After the novelty of aesthetics wear out, after you're knee-deep in the fractured lives of the characters, the cracks begin to show. Again, maybe it's just my familiarization with where the story is headed, but the reverence to the source material that propelled the early parts to such great heights has made a middle that sorely needs editing. I did not enter the movie house expecting a direct translation of the comic (we have the Watchmen motion comics for that) but somewhere in the middle, it began feeling like one. Rorschach's investigation loses its momentum with every character back story, which worked on the page but chops the film's pace awkwardly. To put it simply, Snyder's attempts to infuse the movie with layers---socio-political, textured tones, the now famous buzz phrase deconstruction of the superhero---is strained.
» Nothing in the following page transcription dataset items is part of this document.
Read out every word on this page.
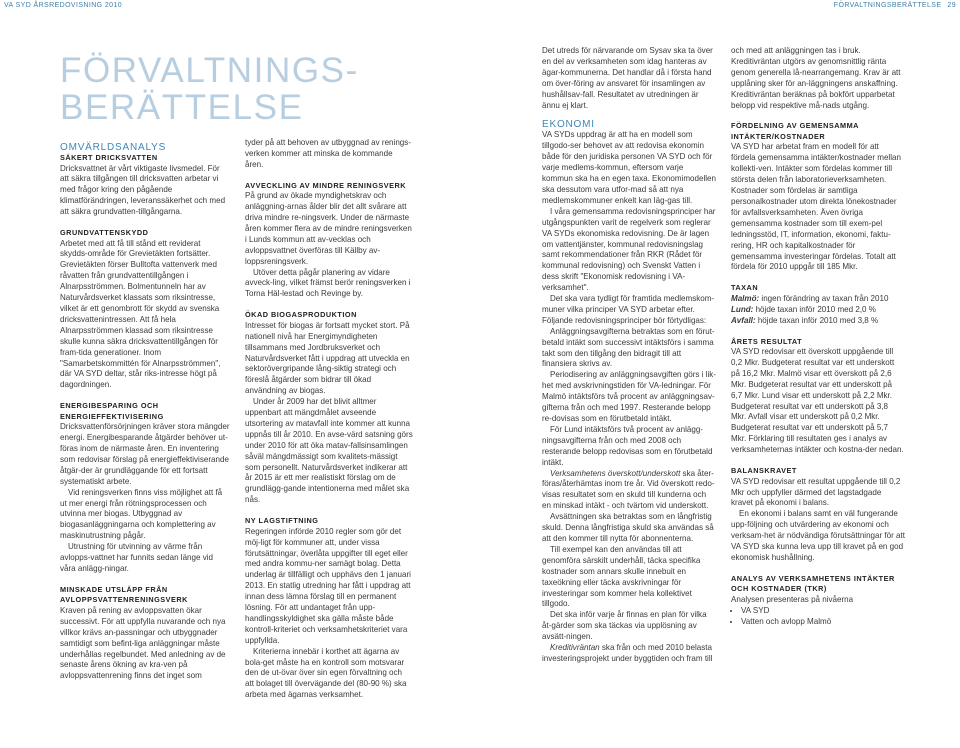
VA SYD ÅRSREDOVISNING 2010	FÖRVALTNINGSBERÄTTELSE 29
FÖRVALTNINGS-
BERÄTTELSE

OMVÄRLDSANALYS

SÄKERT DRICKSVATTEN

Dricksvattnet är vårt viktigaste livsmedel. För att säkra tillgången till dricksvatten arbetar vi med frågor kring den pågående klimatförändringen, leveranssäkerhet och med att säkra grundvatten-tillgångarna.

GRUNDVATTENSKYDD

Arbetet med att få till stånd ett reviderat skydds-område för Grevietäkten fortsätter. Grevietäkten förser Bulltofta vattenverk med råvatten från grundvattentillgången i Alnarpsströmmen. Bolmentunneln har av Naturvårdsverket klassats som riksintresse, vilket är ett genombrott för skydd av svenska dricksvattenintressen. Att få hela Alnarpsströmmen klassad som riksintresse skulle kunna säkra dricksvattentillgången för fram-tida generationer. Inom "Samarbetskommittén för Alnarpsströmmen", där VA SYD deltar, står riks-intresse högt på dagordningen.

ENERGIBESPARING OCH ENERGIEFFEKTIVISERING

Dricksvattenförsörjningen kräver stora mängder energi. Energibesparande åtgärder behöver ut-föras inom de närmaste åren. En inventering som redovisar förslag på energieffektiviserande åtgär-der är grundläggande för ett fortsatt systematiskt arbete.

Vid reningsverken finns viss möjlighet att få ut mer energi från rötningsprocessen och utvinna mer biogas. Utbyggnad av biogasanläggningarna och komplettering av maskinutrustning pågår.

Utrustning för utvinning av värme från avlopps-vattnet har funnits sedan länge vid våra anlägg-ningar.

MINSKADE UTSLÄPP FRÅN AVLOPPSVATTENRENINGSVERK

Kraven på rening av avloppsvatten ökar successivt. För att uppfylla nuvarande och nya villkor krävs an-passningar och utbyggnader samtidigt som befint-liga anläggningar måste underhållas regelbundet. Med anledning av de senaste årens ökning av kra-ven på avloppsvattenrening finns det inget som

tyder på att behoven av utbyggnad av renings-verken kommer att minska de kommande åren.

AVVECKLING AV MINDRE RENINGSVERK

På grund av ökade myndighetskrav och anläggning-arnas ålder blir det allt svårare att driva mindre re-ningsverk. Under de närmaste åren kommer flera av de mindre reningsverken i Lunds kommun att av-vecklas och avloppsvattnet överföras till Källby av-loppsreningsverk.

Utöver detta pågår planering av vidare avveck-ling, vilket främst berör reningsverken i Torna Häl-lestad och Revinge by.

ÖKAD BIOGASPRODUKTION

Intresset för biogas är fortsatt mycket stort. På nationell nivå har Energimyndigheten tillsammans med Jordbruksverket och Naturvårdsverket fått i uppdrag att utveckla en sektorövergripande lång-siktig strategi och föreslå åtgärder som bidrar till ökad användning av biogas.

Under år 2009 har det blivit alltmer uppenbart att mängdmålet avseende utsortering av matavfall inte kommer att kunna uppnås till år 2010. En avse-värd satsning görs under 2010 för att öka matav-fallsinsamlingen såväl mängdmässigt som kvalitets-mässigt som personellt. Naturvårdsverket indikerar att år 2015 är ett mer realistiskt förslag om de grundlägg-gande intentionerna med målet ska nås.

NY LAGSTIFTNING

Regeringen införde 2010 regler som gör det möj-ligt för kommuner att, under vissa förutsättningar, överlåta uppgifter till eget eller med andra kommu-ner samägt bolag. Detta underlag är tillfälligt och upphävs den 1 januari 2013. En statlig utredning har fått i uppdrag att innan dess lämna förslag till en permanent lösning. För att undantaget från upp-handlingsskyldighet ska gälla måste både kontroll-kriteriet och verksamhetskriteriet vara uppfyllda.

Kriterierna innebär i korthet att ägarna av bola-get måste ha en kontroll som motsvarar den de ut-övar över sin egen förvaltning och att bolaget till övervägande del (80-90 %) ska arbeta med ägarnas verksamhet.

Det utreds för närvarande om Sysav ska ta över en del av verksamheten som idag hanteras av ägar-kommunerna. Det handlar då i första hand om över-föring av ansvaret för insamlingen av hushållsav-fall. Resultatet av utredningen är ännu ej klart.

EKONOMI

VA SYDs uppdrag är att ha en modell som tillgodo-ser behovet av att redovisa ekonomin både för den juridiska personen VA SYD och för varje medlems-kommun, eftersom varje kommun ska ha en egen taxa. Ekonomimodellen ska dessutom vara utfor-mad så att nya medlemskommuner enkelt kan läg-gas till.

I våra gemensamma redovisningsprinciper har utgångspunkten varit de regelverk som reglerar VA SYDs ekonomiska redovisning. De är lagen om vattentjänster, kommunal redovisningslag samt rekommendationer från RKR (Rådet för kommunal redovisning) och Svenskt Vatten i dess skrift "Ekonomisk redovisning i VA-verksamhet".

Det ska vara tydligt för framtida medlemskom-muner vilka principer VA SYD arbetar efter. Följande redovisningsprinciper bör förtydligas:

Anläggningsavgifterna betraktas som en förut-betald intäkt som successivt intäktsförs i samma takt som den tillgång den bidragit till att finansiera skrivs av.

Periodisering av anläggningsavgiften görs i lik-het med avskrivningstiden för VA-ledningar. För Malmö intäktsförs två procent av anläggningsav-gifterna från och med 1997. Resterande belopp re-dovisas som en förutbetald intäkt.

För Lund intäktsförs två procent av anlägg-ningsavgifterna från och med 2008 och resterande belopp redovisas som en förutbetald intäkt.

Verksamhetens överskott/underskott ska åter-föras/återhämtas inom tre år. Vid överskott redo-visas resultatet som en skuld till kunderna och en minskad intäkt - och tvärtom vid underskott.

Avsättningen ska betraktas som en långfristig skuld. Denna långfristiga skuld ska användas så att den kommer till nytta för abonnenterna.

Till exempel kan den användas till att genomföra särskilt underhåll, täcka specifika kostnader som annars skulle innebuit en taxeökning eller täcka avskrivningar för investeringar som kommer hela kollektivet tillgodo.

Det ska inför varje år finnas en plan för vilka åt-gärder som ska täckas via upplösning av avsätt-ningen.

Kreditivräntan ska från och med 2010 belasta investeringsprojekt under byggtiden och fram till

och med att anläggningen tas i bruk. Kreditivräntan utgörs av genomsnittlig ränta genom generella lå-nearrangemang. Krav är att upplåning sker för an-läggningens anskaffning. Kreditivräntan beräknas på bokfört upparbetat belopp vid respektive må-nads utgång.

FÖRDELNING AV GEMENSAMMA INTÄKTER/KOSTNADER

VA SYD har arbetat fram en modell för att fördela gemensamma intäkter/kostnader mellan kollekti-ven. Intäkter som fördelas kommer till största delen från laboratorieverksamheten. Kostnader som fördelas är samtliga personalkostnader utom direkta lönekostnader för avfallsverksamheten. Även övriga gemensamma kostnader som till exem-pel ledningsstöd, IT, information, ekonomi, faktu-rering, HR och kapitalkostnader för gemensamma investeringar fördelas. Totalt att fördela för 2010 uppgår till 185 Mkr.

TAXAN

Malmö: ingen förändring av taxan från 2010

Lund: höjde taxan inför 2010 med 2,0 %

Avfall: höjde taxan inför 2010 med 3,8 %

ÅRETS RESULTAT

VA SYD redovisar ett överskott uppgående till 0,2 Mkr. Budgeterat resultat var ett underskott på 16,2 Mkr. Malmö visar ett överskott på 2,6 Mkr. Budgeterat resultat var ett underskott på 6,7 Mkr. Lund visar ett underskott på 2,2 Mkr. Budgeterat resultat var ett underskott på 3,8 Mkr. Avfall visar ett underskott på 0,2 Mkr. Budgeterat resultat var ett underskott på 5,7 Mkr. Förklaring till resultaten ges i analys av verksamheternas intäkter och kostna-der nedan.

BALANSKRAVET

VA SYD redovisar ett resultat uppgående till 0,2 Mkr och uppfyller därmed det lagstadgade kravet på ekonomi i balans.

En ekonomi i balans samt en väl fungerande upp-följning och utvärdering av ekonomi och verksam-het är nödvändiga förutsättningar för att VA SYD ska kunna leva upp till kravet på en god ekonomisk hushållning.

ANALYS AV VERKSAMHETENS INTÄKTER OCH KOSTNADER (TKR)

Analysen presenteras på nivåerna

• VA SYD
• Vatten och avlopp Malmö
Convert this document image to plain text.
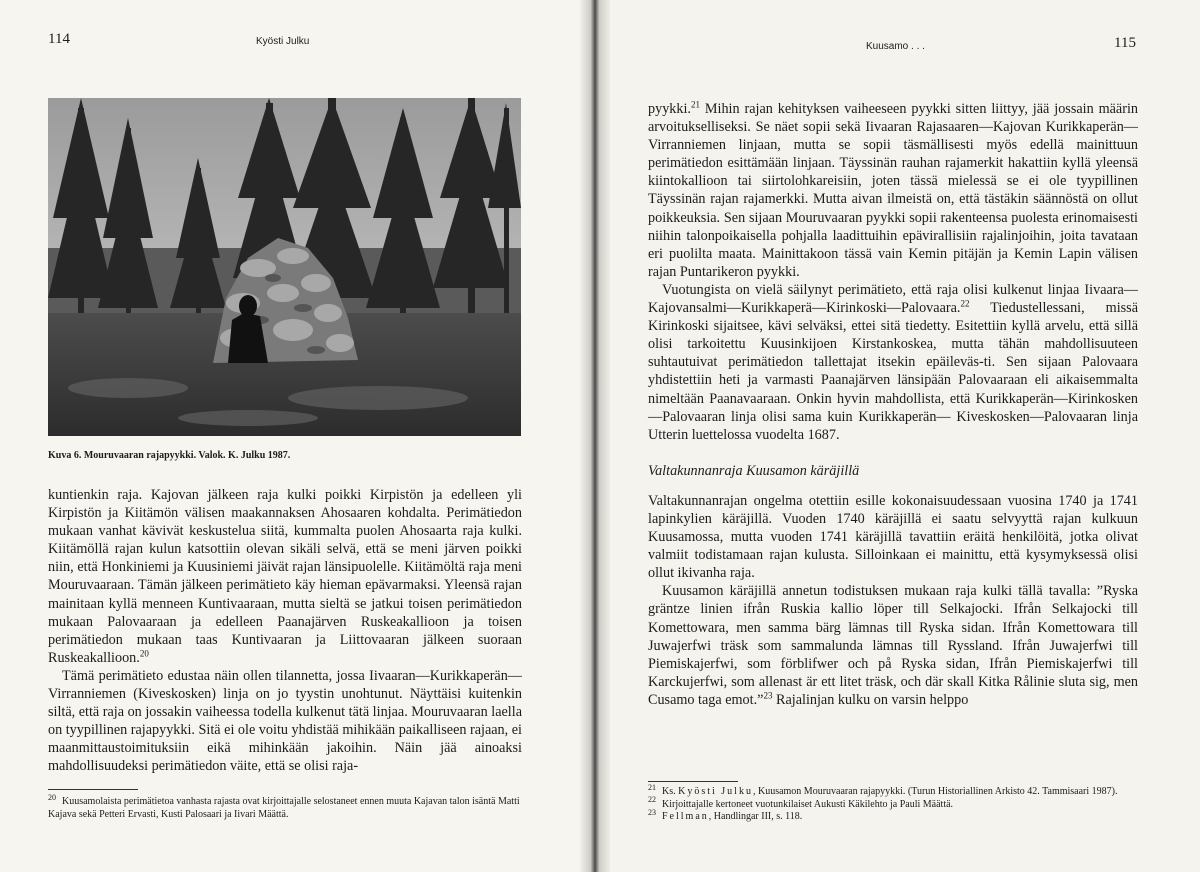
114	Kyösti Julku
Kuva 6. Mouruvaaran rajapyykki. Valok. K. Julku 1987.

kuntienkin raja. Kajovan jälkeen raja kulki poikki Kirpistön ja edelleen yli Kirpistön ja Kiitämön välisen maakannaksen Ahosaaren kohdalta. Perimätiedon mukaan vanhat kävivät keskustelua siitä, kummalta puolen Ahosaarta raja kulki. Kiitämöllä rajan kulun katsottiin olevan sikäli selvä, että se meni järven poikki niin, että Honkiniemi ja Kuusiniemi jäivät rajan länsipuolelle. Kiitämöltä raja meni Mouruvaaraan. Tämän jälkeen perimätieto käy hieman epävarmaksi. Yleensä rajan mainitaan kyllä menneen Kuntivaaraan, mutta sieltä se jatkui toisen perimätiedon mukaan Palovaaraan ja edelleen Paanajärven Ruskeakallioon ja toisen perimätiedon mukaan taas Kuntivaaran ja Liittovaaran jälkeen suoraan Ruskeakallioon.$^{20}$

Tämä perimätieto edustaa näin ollen tilannetta, jossa Iivaaran—Kurikkaperän—Virranniemen (Kiveskosken) linja on jo tyystin unohtunut. Näyttäisi kuitenkin siltä, että raja on jossakin vaiheessa todella kulkenut tätä linjaa. Mouruvaaran laella on tyypillinen rajapyykki. Sitä ei ole voitu yhdistää mihikään paikalliseen rajaan, ei maanmittaustoimituksiin eikä mihinkään jakoihin. Näin jää ainoaksi mahdollisuudeksi perimätiedon väite, että se olisi raja-

20 Kuusamolaista perimätietoa vanhasta rajasta ovat kirjoittajalle selostaneet ennen muuta Kajavan talon isäntä Matti Kajava sekä Petteri Ervasti, Kusti Palosaari ja Iivari Määttä.

Kuusamo . . .	115

pyykki.$^{21}$ Mihin rajan kehityksen vaiheeseen pyykki sitten liittyy, jää jossain määrin arvoitukselliseksi. Se näet sopii sekä Iivaaran Rajasaaren—Kajovan Kurikkaperän—Virranniemen linjaan, mutta se sopii täsmällisesti myös edellä mainittuun perimätiedon esittämään linjaan. Täyssinän rauhan rajamerkit hakattiin kyllä yleensä kiintokallioon tai siirtolohkareisiin, joten tässä mielessä se ei ole tyypillinen Täyssinän rajan rajamerkki. Mutta aivan ilmeistä on, että tästäkin säännöstä on ollut poikkeuksia. Sen sijaan Mouruvaaran pyykki sopii rakenteensa puolesta erinomaisesti niihin talonpoikaisella pohjalla laadittuihin epävirallisiin rajalinjoihin, joita tavataan eri puolilta maata. Mainittakoon tässä vain Kemin pitäjän ja Kemin Lapin välisen rajan Puntarikeron pyykki.

Vuotungista on vielä säilynyt perimätieto, että raja olisi kulkenut linjaa Iivaara—Kajovansalmi—Kurikkaperä—Kirinkoski—Palovaara.$^{22}$ Tiedustellessani, missä Kirinkoski sijaitsee, kävi selväksi, ettei sitä tiedetty. Esitettiin kyllä arvelu, että sillä olisi tarkoitettu Kuusinkijoen Kirstankoskea, mutta tähän mahdollisuuteen suhtautuivat perimätiedon tallettajat itsekin epäileväs-ti. Sen sijaan Palovaara yhdistettiin heti ja varmasti Paanajärven länsipään Palovaaraan eli aikaisemmalta nimeltään Paanavaaraan. Onkin hyvin mahdollista, että Kurikkaperän—Kirinkosken—Palovaaran linja olisi sama kuin Kurikkaperän— Kiveskosken—Palovaaran linja Utterin luettelossa vuodelta 1687.

Valtakunnanraja Kuusamon käräjillä

Valtakunnanrajan ongelma otettiin esille kokonaisuudessaan vuosina 1740 ja 1741 lapinkylien käräjillä. Vuoden 1740 käräjillä ei saatu selvyyttä rajan kulkuun Kuusamossa, mutta vuoden 1741 käräjillä tavattiin eräitä henkilöitä, jotka olivat valmiit todistamaan rajan kulusta. Silloinkaan ei mainittu, että kysymyksessä olisi ollut ikivanha raja.

Kuusamon käräjillä annetun todistuksen mukaan raja kulki tällä tavalla: ”Ryska gräntze linien ifrån Ruskia kallio löper till Selkajocki. Ifrån Selkajocki till Komettowara, men samma bärg lämnas till Ryska sidan. Ifrån Komettowara till Juwajerfwi träsk som sammalunda lämnas till Ryssland. Ifrån Juwajerfwi till Piemiskajerfwi, som förblifwer och på Ryska sidan, Ifrån Piemiskajerfwi till Karckujerfwi, som allenast är ett litet träsk, och där skall Kitka Rålinie sluta sig, men Cusamo taga emot.”$^{23}$ Rajalinjan kulku on varsin helppo

21 Ks. Kyösti Julku, Kuusamon Mouruvaaran rajapyykki. (Turun Historiallinen Arkisto 42. Tammisaari 1987).

22 Kirjoittajalle kertoneet vuotunkilaiset Aukusti Käkilehto ja Pauli Määttä.

23 Fellman, Handlingar III, s. 118.
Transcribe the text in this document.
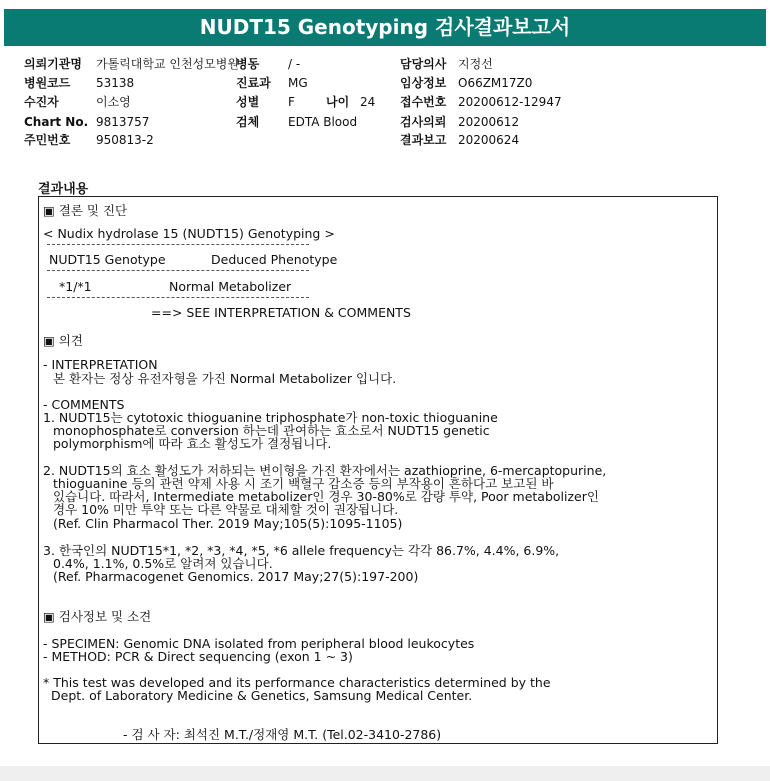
NUDT15 Genotyping 검사결과보고서
의뢰기관명 가톨릭대학교 인천성모병원
병원코드 53138
수진자	이소영
Chart No. 9813757
주민번호 950813-2
병동 / -
진료과 MG
성별 F	나이 24
검체 EDTA Blood
담당의사 지정선
임상정보 O66ZM17Z0
접수번호 20200612-12947
검사의뢰 20200612
결과보고 20200624
결과내용
▣ 결론 및 진단
< Nudix hydrolase 15 (NUDT15) Genotyping >
NUDT15 Genotype	Deduced Phenotype
*1/*1	Normal Metabolizer
==> SEE INTERPRETATION & COMMENTS
▣ 의견
- INTERPRETATION
본 환자는 정상 유전자형을 가진 Normal Metabolizer 입니다.
- COMMENTS
1. NUDT15는 cytotoxic thioguanine triphosphate가 non-toxic thioguanine
monophosphate로 conversion 하는데 관여하는 효소로서 NUDT15 genetic
polymorphism에 따라 효소 활성도가 결정됩니다.
2. NUDT15의 효소 활성도가 저하되는 변이형을 가진 환자에서는 azathioprine, 6-mercaptopurine,
thioguanine 등의 관련 약제 사용 시 조기 백혈구 감소증 등의 부작용이 흔하다고 보고된 바
있습니다. 따라서, Intermediate metabolizer인 경우 30-80%로 감량 투약, Poor metabolizer인
경우 10% 미만 투약 또는 다른 약물로 대체할 것이 권장됩니다.
(Ref. Clin Pharmacol Ther. 2019 May;105(5):1095-1105)
3. 한국인의 NUDT15*1, *2, *3, *4, *5, *6 allele frequency는 각각 86.7%, 4.4%, 6.9%,
0.4%, 1.1%, 0.5%로 알려져 있습니다.
(Ref. Pharmacogenet Genomics. 2017 May;27(5):197-200)
▣ 검사정보 및 소견
- SPECIMEN: Genomic DNA isolated from peripheral blood leukocytes
- METHOD: PCR & Direct sequencing (exon 1 ~ 3)
* This test was developed and its performance characteristics determined by the
Dept. of Laboratory Medicine & Genetics, Samsung Medical Center.
- 검 사 자: 최석진 M.T./정재영 M.T. (Tel.02-3410-2786)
Strangely enough, and I have to agree with AICN on this one, it is the action sequences (the Park Chan-Wookian prison escape) that reveal the heart of the movie. Even frustratingly vacant Malin Akerman (Silk Spectre II) delivers the punches with much gusto. All the blood splatters and crunching bones become anthems of good winning over evil, of despair, judgment and deliverance. I love it how everything seems to boil down to something as basic as fist fights even in the brink of extinction. It's the most human act of the movie. It's the most any of us could do.

In many ways, the question Who Watches the Watchmen? held the book together. The superheroes themselves were metaphors for moral guardians, governments, Justice Leagues and Avengers, anyone who makes it their duty to dictate, to judge, to save. Who watches them?

Who's watching Zach Snyder because the singular theme, the raison d'être that makes Watchmen the comic book a timeless example of great writing is missing from Watchmen, the movie?

So here's my simile for the entire experience: Watching Watchmen is like watching a tightrope performance in a circus. It's breathtaking. It's dizzying. It's wobbly and one can't help but wonder if the movie will make it through in one piece to the end.

The ending of the movie does reflect the comic book's but at this point, Snyder's direction is all over the place at what should be (ironically) the point of convergence for all characters. By taking out the fantastic (the giant squid), the exposition is bogged down by too many details, by misplaced slow-mo sequences, by cut to cuts of several locations that when the great reveal is divulged, it's more like a sigh of relief that the movie has finally reached this point.

Who Watches the Watchmen? a distant whimper, lost in translation.

2/5


LINKS:
Watchmen posters here.
Watchmen Box Office Watch here.
Watchmen Videos, The Complete Collection here.

5 comments:

Visual Velocity said...

I was suppose to watch this today, but I was so exhausted after sitting through the 2-hour odyssey known as Padyak that I just decided to go home and hit the bed.

I haven't read your review yet; I'll read it after I've seen the film. :-)

Thor Bee said...

How's Padyak? Was planning to catch that yesterday too but second viewing of Watchmen with my sister left me in a coma.

Watchmen soundtrack (the songs) sucks. Uber corny. Hahaha!

Visual Velocity said...

Padyak tends to be overly sentimental; mejo may pagka sappy. Plot wise, it's okay; the execution though is really bad.

I was planning to watch Booking, then Watchmen after Padyak, but I really got exhausted with the latter.

Wait, you saw Watchmen twice? Holy kamolie. Hehe.

Started watching Season 4 of Project Runway. That Christian guy gets on my nerves. And so does what's-her-face; the new age woman who nearly got eliminated in the first episode.

Thor Bee said...

And it looks like I'll have to watch it for the third time. I promised a lot of friends that I will see it with them. Now, I'm demanding free movie tickets and food to get me through Watchmen.

I don't mind Christian but what's-her-face is truly annoying, Bjork on LSD annoying. Has she spit on her fabric yet? Heh.

Visual Velocity said...

I haven't seen that episode yet, but I saw the preview. Eeeew. Eeeew. Eeeew.

Swear to god, there's some serious grossness going on in Season 4.